Твердислава слушала его спокойно, не роняя себя, как, впрочем, и обычно. На ее темном парчовом опашне не колыхалась ни единая складочка. Белоснежные рукава рубахи, что выползали из широких отороченных соболями рукавов опашня, едва ли не сияли в неверном свете факелов. Высокие поручи, унизанные жемчугом, оттеняли белизну рук.
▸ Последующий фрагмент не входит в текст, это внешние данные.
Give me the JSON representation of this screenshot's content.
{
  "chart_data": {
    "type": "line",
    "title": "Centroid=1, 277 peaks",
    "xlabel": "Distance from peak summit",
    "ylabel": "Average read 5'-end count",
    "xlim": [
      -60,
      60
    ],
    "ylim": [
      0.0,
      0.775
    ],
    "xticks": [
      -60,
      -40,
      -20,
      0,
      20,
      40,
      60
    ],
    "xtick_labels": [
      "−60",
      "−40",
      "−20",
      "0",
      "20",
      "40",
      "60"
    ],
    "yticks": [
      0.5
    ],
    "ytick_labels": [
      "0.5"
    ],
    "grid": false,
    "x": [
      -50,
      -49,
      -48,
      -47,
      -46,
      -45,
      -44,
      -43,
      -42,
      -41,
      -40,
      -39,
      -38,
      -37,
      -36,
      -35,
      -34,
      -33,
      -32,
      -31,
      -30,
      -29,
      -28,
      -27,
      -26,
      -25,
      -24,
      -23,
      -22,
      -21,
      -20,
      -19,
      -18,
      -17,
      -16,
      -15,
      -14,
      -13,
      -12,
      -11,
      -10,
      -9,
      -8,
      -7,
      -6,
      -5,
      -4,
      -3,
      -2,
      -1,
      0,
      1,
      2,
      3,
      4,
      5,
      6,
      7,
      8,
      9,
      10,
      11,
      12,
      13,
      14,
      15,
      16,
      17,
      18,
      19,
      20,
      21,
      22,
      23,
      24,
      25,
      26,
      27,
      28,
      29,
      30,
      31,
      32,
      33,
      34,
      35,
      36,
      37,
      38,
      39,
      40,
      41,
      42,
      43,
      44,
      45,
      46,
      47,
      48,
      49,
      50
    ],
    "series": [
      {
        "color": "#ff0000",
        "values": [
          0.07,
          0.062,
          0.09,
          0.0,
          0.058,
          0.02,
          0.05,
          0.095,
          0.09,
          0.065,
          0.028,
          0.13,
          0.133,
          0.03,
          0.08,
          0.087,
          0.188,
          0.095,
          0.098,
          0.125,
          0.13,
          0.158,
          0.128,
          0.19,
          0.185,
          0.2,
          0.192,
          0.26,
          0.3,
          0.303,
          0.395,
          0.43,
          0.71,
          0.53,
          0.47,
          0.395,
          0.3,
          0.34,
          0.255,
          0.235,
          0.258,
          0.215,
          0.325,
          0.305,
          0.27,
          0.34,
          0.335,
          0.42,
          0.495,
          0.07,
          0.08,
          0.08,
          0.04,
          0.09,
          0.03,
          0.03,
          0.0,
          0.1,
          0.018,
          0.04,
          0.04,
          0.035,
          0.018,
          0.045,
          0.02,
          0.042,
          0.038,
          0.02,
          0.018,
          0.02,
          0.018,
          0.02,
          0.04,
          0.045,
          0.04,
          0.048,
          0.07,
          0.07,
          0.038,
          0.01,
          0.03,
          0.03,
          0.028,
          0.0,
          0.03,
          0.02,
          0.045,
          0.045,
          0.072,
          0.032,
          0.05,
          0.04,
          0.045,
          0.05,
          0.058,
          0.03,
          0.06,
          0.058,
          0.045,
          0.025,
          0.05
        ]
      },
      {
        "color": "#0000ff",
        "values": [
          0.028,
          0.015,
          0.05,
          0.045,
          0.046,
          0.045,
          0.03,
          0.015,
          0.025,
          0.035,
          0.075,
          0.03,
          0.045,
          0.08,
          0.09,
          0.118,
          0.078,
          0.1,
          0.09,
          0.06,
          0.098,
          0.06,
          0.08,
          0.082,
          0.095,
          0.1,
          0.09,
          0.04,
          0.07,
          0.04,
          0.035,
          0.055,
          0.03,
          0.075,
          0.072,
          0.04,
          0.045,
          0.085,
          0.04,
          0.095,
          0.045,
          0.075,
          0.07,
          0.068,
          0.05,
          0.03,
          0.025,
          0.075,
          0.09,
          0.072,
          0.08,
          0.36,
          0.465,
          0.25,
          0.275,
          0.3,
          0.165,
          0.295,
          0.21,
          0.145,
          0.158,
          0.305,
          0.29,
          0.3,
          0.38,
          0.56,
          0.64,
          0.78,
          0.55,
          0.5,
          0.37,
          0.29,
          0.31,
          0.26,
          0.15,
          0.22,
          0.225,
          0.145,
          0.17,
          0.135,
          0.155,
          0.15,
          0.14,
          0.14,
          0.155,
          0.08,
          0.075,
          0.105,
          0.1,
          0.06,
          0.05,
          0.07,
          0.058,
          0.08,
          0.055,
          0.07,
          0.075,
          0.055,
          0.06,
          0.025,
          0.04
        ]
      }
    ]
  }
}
На лице – под широкой жемчужной повязкой без лишних роскошеств – живыми оставались одни глаза, говорящие о многом, коли уметь распознавать их блеск.
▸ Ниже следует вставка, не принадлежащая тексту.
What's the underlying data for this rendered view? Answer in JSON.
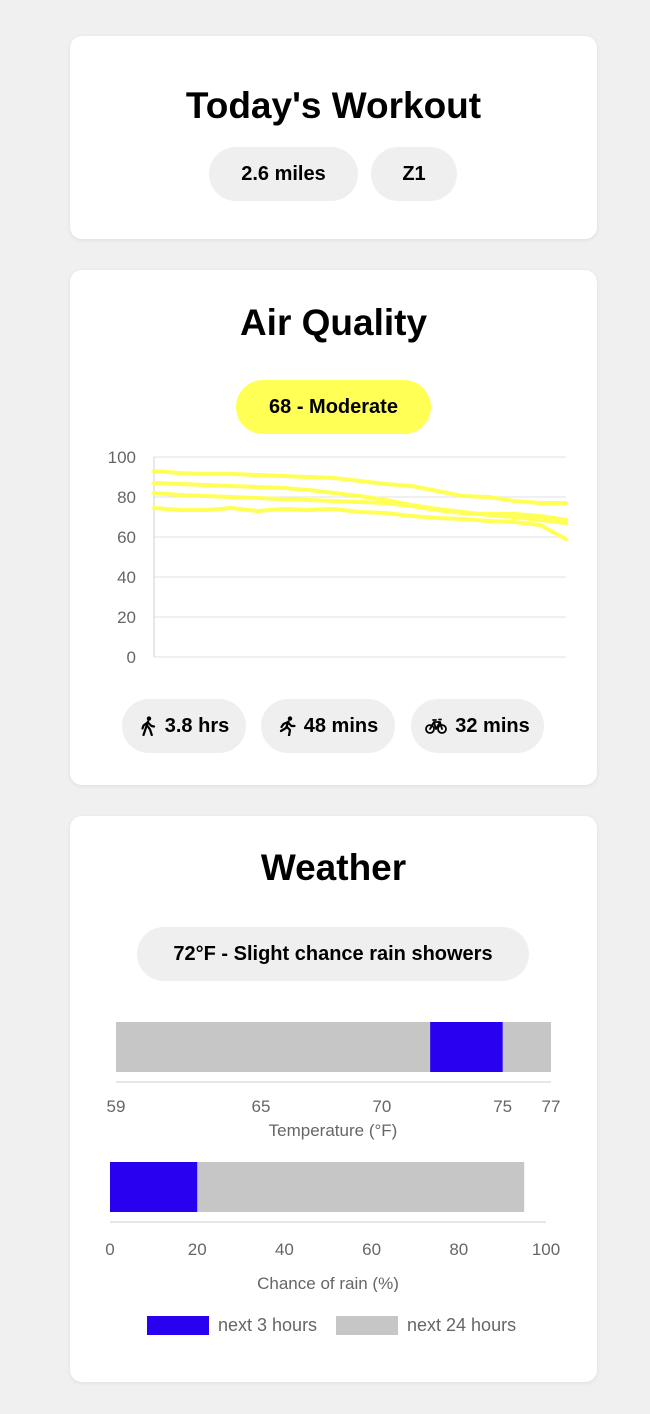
{
  "workout": {
    "title": "Today's Workout",
    "distance": "2.6 miles",
    "zone": "Z1"
  },
  "air_quality": {
    "title": "Air Quality",
    "status": "68 - Moderate",
    "accent": "#ffff55",
    "activities": [
      {
        "icon": "walk-icon",
        "value": "3.8 hrs"
      },
      {
        "icon": "run-icon",
        "value": "48 mins"
      },
      {
        "icon": "bike-icon",
        "value": "32 mins"
      }
    ]
  },
  "weather": {
    "title": "Weather",
    "status": "72°F - Slight chance rain showers"
  },
  "chart_data": [
    {
      "type": "line",
      "title": "",
      "xlabel": "",
      "ylabel": "",
      "ylim": [
        0,
        100
      ],
      "yticks": [
        "0",
        "20",
        "40",
        "60",
        "80",
        "100"
      ],
      "grid": true,
      "line_color": "#ffff55",
      "series": [
        {
          "values": [
            93,
            92,
            91.5,
            91.5,
            91,
            90.5,
            90,
            89.5,
            88,
            86.5,
            85.5,
            83,
            80.5,
            80,
            78,
            77,
            77
          ]
        },
        {
          "values": [
            87,
            86.5,
            86,
            85.5,
            85,
            84.5,
            83.5,
            82,
            80.5,
            78.5,
            76,
            74,
            72.5,
            71,
            70,
            68.5,
            67
          ]
        },
        {
          "values": [
            82,
            81,
            80.5,
            80,
            79.5,
            79,
            78.5,
            78,
            77.5,
            77,
            75.5,
            73.5,
            72,
            71.5,
            71.5,
            70.5,
            68.5
          ]
        },
        {
          "values": [
            74.5,
            73.5,
            73.5,
            74.5,
            73,
            74,
            73.5,
            74,
            72.5,
            72,
            70.5,
            69.5,
            69,
            68,
            67.5,
            66,
            59
          ]
        }
      ]
    },
    {
      "type": "bar",
      "orientation": "horizontal",
      "xlabel": "Temperature (°F)",
      "xlim": [
        59,
        77
      ],
      "xticks": [
        "59",
        "65",
        "70",
        "75",
        "77"
      ],
      "next_24_hours": [
        59,
        77
      ],
      "next_3_hours": [
        72,
        75
      ]
    },
    {
      "type": "bar",
      "orientation": "horizontal",
      "xlabel": "Chance of rain (%)",
      "xlim": [
        0,
        100
      ],
      "xticks": [
        "0",
        "20",
        "40",
        "60",
        "80",
        "100"
      ],
      "next_24_hours": [
        0,
        95
      ],
      "next_3_hours": [
        0,
        20
      ]
    }
  ],
  "legend": {
    "items": [
      {
        "label": "next 3 hours",
        "color": "#2a00f0"
      },
      {
        "label": "next 24 hours",
        "color": "#c6c6c6"
      }
    ]
  }
}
– А не возомнил ли ты о себе, друг любезный? – сахарным голосом заподозрила Твердислава. – Неужто думаешь, будто остальные тебя на державу разменяют? На труды свои прошлые. Да и нынешние неоконченные. На положение свое.

– А каково оно? – задумчиво осведомился Хранивой, удерживая себя от неуместной язвительности. – Положение это самое, каково, коли ты любого из нас под нож с легкостью пустить готова? Иль ты думаешь, что им некая их призрачная исключительность глаза застит? Что они, как сопляки заносчивые, решат, будто это лишь с другими возможно? А они, дескать, неприкосновенны. Да ты не тока Юрая, ты и нас распознать не сподобилась.
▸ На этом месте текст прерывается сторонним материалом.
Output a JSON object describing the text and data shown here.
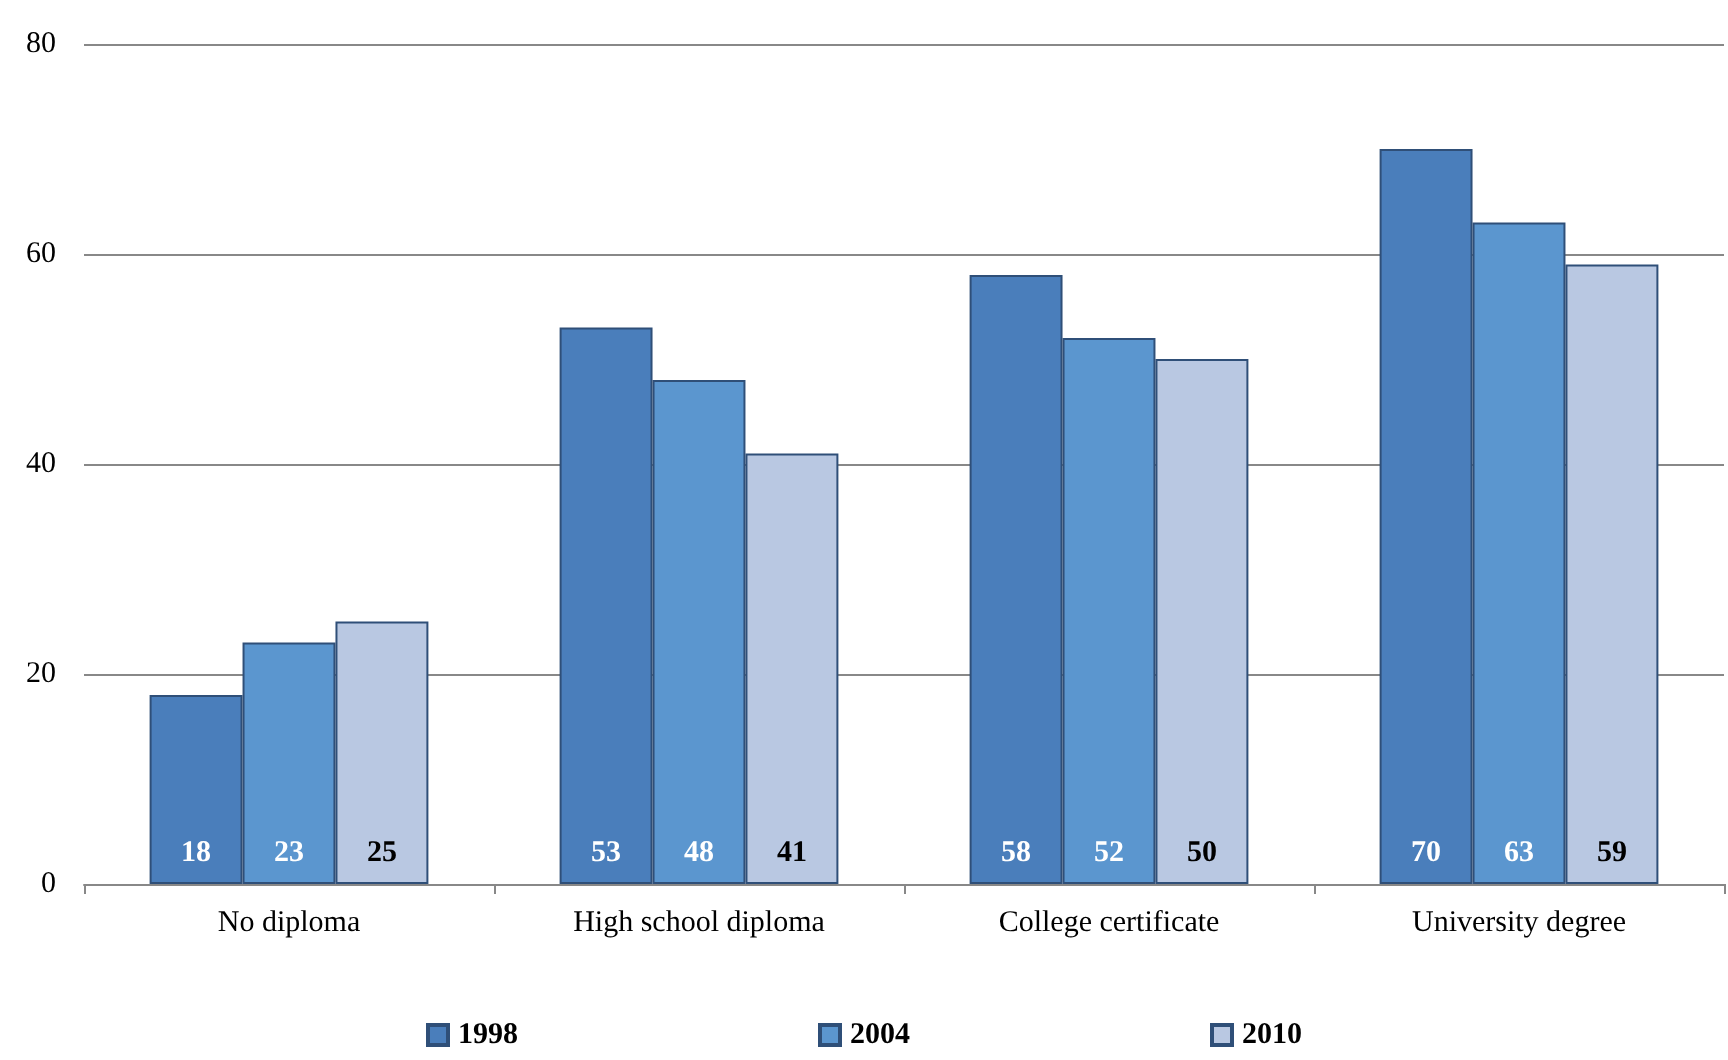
{
  "chart_data": {
    "type": "bar",
    "categories": [
      "No diploma",
      "High school diploma",
      "College certificate",
      "University degree"
    ],
    "series": [
      {
        "name": "1998",
        "color": "#4a7ebb",
        "values": [
          18,
          53,
          58,
          70
        ]
      },
      {
        "name": "2004",
        "color": "#5b96cf",
        "values": [
          23,
          48,
          52,
          63
        ]
      },
      {
        "name": "2010",
        "color": "#b9c8e2",
        "values": [
          25,
          41,
          50,
          59
        ]
      }
    ],
    "ylim": [
      0,
      80
    ],
    "yticks": [
      0,
      20,
      40,
      60,
      80
    ],
    "grid": "y",
    "legend": "bottom",
    "data_labels": true
  }
}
– Это в чем же? – весьма серьезно приняла его слова умница Твердислава.

– Мы верим в тебя, как в мудрую и толковую государыню, – охотно пояснил старшѝна без малейшего намека на лесть. – И всегда верили. Иначе не заложились бы за тебя головами. Однако мы не верим тебе. Согласись: разница великая.

– Дура! – вновь прохрипел Батя, с трудом удерживая башку, дабы не уронить ее на грудь в изнеможении.

– Помолчи! – бросил ему через плечо Хранивой. – Не встревай, коль не просят.

– Яльку… обдурить… надеется! – презрительно заскрипел старик, напрягаясь в путах, что вдавили его в столб. – Соблазнить… охмурить думает… одурманить… ее-то…

– Кстати, матушка, он прав, – прислушался Хранивой к бормотанью старика. – С Ялитихайри это не пройдет. Потому, как она не человек. И с нее все эти хитрости, как с гуся вода.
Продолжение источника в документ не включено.